Биографическая статья об Эльзе Гидлоу (на английском языке). Фотография.

Elsa Gidlow

by Susan Stryker, Director, GLBT Historical Society

Lesbian pioneer Elsa Gidlow has been in the news recently, in spite of the fact that she died in 1986.

A few weeks ago the State of California released records of hearings conducted throughout the state in the 1950s and ’60s by the federal government’s very own witch-hunting organization, better known as the House Un-American Activities Committee (HUAC). HUAC investigated Hollywood writers suspected of scripting subversive movie plots, hounded University of California professors who refused to sign loyalty oaths, harassed labor leaders, and generally made life miserable for anybody who’d had a thought that strayed somewhere to the left of reactionary Senator Joseph McCarthy and FBI boss J. Edgar Hoover.

Gidlow was called in for questioning by HUAC mostly because she was a white woman living in Marin County in an openly lesbian relationship with a woman of color from the Carribean. She had nothing but nasty things to say to the Feds about communists, the recently released records revealed, since her own political sympathies lay with the anarchists who considered Marxism just another ideology of state-sponsored oppression.
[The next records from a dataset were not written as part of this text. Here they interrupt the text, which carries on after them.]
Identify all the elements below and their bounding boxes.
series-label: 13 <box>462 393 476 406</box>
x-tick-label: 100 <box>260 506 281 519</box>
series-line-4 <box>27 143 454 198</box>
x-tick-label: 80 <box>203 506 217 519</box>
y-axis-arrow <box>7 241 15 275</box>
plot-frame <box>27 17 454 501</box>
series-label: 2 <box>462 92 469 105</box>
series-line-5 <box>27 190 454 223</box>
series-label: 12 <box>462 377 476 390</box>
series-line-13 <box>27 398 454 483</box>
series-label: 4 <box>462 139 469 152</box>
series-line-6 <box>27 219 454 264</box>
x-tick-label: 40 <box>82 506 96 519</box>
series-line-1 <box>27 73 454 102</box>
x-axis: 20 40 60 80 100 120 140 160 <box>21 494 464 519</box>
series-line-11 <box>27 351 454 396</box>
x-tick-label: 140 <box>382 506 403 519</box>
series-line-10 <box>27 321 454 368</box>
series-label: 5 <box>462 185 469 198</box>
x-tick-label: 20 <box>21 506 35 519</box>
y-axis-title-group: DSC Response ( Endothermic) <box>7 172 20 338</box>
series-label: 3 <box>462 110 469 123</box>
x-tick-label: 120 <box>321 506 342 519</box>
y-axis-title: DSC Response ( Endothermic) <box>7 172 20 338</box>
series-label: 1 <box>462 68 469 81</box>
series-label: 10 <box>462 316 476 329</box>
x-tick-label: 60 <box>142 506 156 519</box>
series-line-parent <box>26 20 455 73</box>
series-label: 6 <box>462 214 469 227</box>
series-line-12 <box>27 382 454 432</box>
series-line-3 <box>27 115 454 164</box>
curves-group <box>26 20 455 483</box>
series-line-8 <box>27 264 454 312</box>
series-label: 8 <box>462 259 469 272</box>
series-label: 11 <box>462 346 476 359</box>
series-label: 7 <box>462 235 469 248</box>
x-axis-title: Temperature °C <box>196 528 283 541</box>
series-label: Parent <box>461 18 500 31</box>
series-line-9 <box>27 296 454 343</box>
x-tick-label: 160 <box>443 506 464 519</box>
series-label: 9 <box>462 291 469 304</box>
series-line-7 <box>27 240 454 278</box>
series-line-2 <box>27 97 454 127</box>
Gidlow, pictured here with her lover Isabelle Quallo on a trip through the American Southwest in the 1950s, had been born in England in 1898. She moved with her family to Canada in 1904 and spent her young adult years in Montreal. A freelance journalist who wrote the first volume of explicitly lesbian love poetry published in North America, Gidlow moved to San Francisco in 1926 after spending a few years in New York.

Gidlow was part of Northern California’s bohemian intellectual and artistic scene for over 50 years. She was friends with Ansel Adams and Kenneth Rexroth, among many others. Along with Alan and Jano Watts, she co-founded the Society of Comparative Philosophy and helped popularize Budhism among non-Asian Americans. She was involved with the early lesbian social and advocacy organization, the Daughters of Bilitis, during the 1950s, and was part of the psychedelic counterculture of the ’60s. In the ’70s she was recognized as a foremother of the lesbian feminist community, and her “Druid Heights” estate in rural Marin County became something of a women’s retreat, as well as a secluded sanctuary for artists and cultural activists of all sorts.

Gidlow once said, “We consider the artist to be a special sort of person. It is more likely that each of us is a special sort of artist.”